18 étoiles au guide Michelin… 18… oui… 18 !

23 restaurants dans le monde, parmi les plus prestigieux : Le Jules Verne, niché au 2ème étage de la Tour Eiffel (elle n’est jamais très loin), Le Meurice (petit clin d’œil à son chef pâtissier, Cédric Grolet, fraîchement désigné meilleur pâtissier du Monde), le Plaza Athénée et désormais son restaurant au cœur même du château de Versailles.

Un documentaire culinaire de Gilles de Maistre sur grand écran, ou comment allier mon amour pour le cinéma et la cuisine. Sortie le 11 octobre dernier, une affiche un brin papal… on y court!

Alors deux années à suivre le chef aux quatre coins de la planète, ça donne quoi ?

Servir des plats aux plus grands ce monde composés d’ingrédients dans leur essence même ; un retour à ce que la terre à de plus précieux à nous offrir, des produits naturels, respectés, magnifiés. Le glocal, think global think local !

Essayer de réveiller les consciences, proposer des plats à 196 chefs d’Etats présents à la COP21 tout en leur faisant prendre conscience de l’impact des ressources sur la planète (cette proposition ne sera malheureusement pas retenue…) ; réunir des pays en guerre autour d’une table… à manger ; penser des mets 100% végétal, sans sucre, sans farine ; limiter sa consommation de viande bien avant l’engouement vegan ; lutter contre la malbouffe et la gaspillage, cuisiner à partir de déchets.

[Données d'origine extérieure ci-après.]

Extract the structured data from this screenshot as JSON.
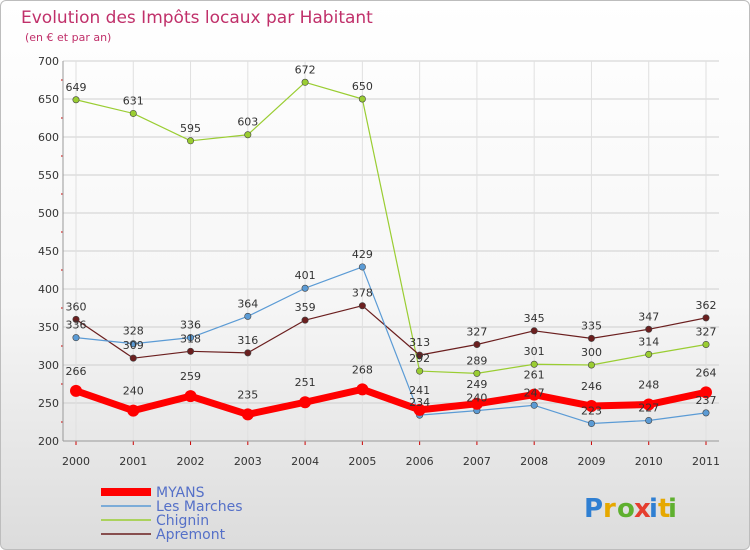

Ne jamais rester sur des acquis, se dépasser ; rechercher encore et toujours de nouvelles saveurs, de nouveaux goûts, éduquer son palais, ses sens, ne jamais se lasser. De la transformation de produits locaux en recettes folles, du cacao brésilien au sorbet parisien.

Mêler la technicité, les températures, les assaisonnements ; trouver l’aspérité, le caractère, ce petit quelque chose en plus ; raconter une histoire.

Transmettre le savoir, le savoir faire, à ses équipes ; travailler dur, voyager, partir, revenir, expérimenter ; au monde ; bâtir des écoles, aider son prochain, influencer, permettre d’y croire. Changer le monde en cuisinant.

 

A l’heure de la téléréalité et autre show culinaire, on revient au fond, on s’intéresse à la matière et non au personnel… enfin !

Je me questionne sur la place de la femme dans cet univers culinaires ; on y voit des hommes, encore et toujours, diriger, décider, se congratuler. J’entends d’ici le cri d’une très chère amie et qui plus est cuisinière, me rappelant qu’ils tiennent tout cela de leur mère…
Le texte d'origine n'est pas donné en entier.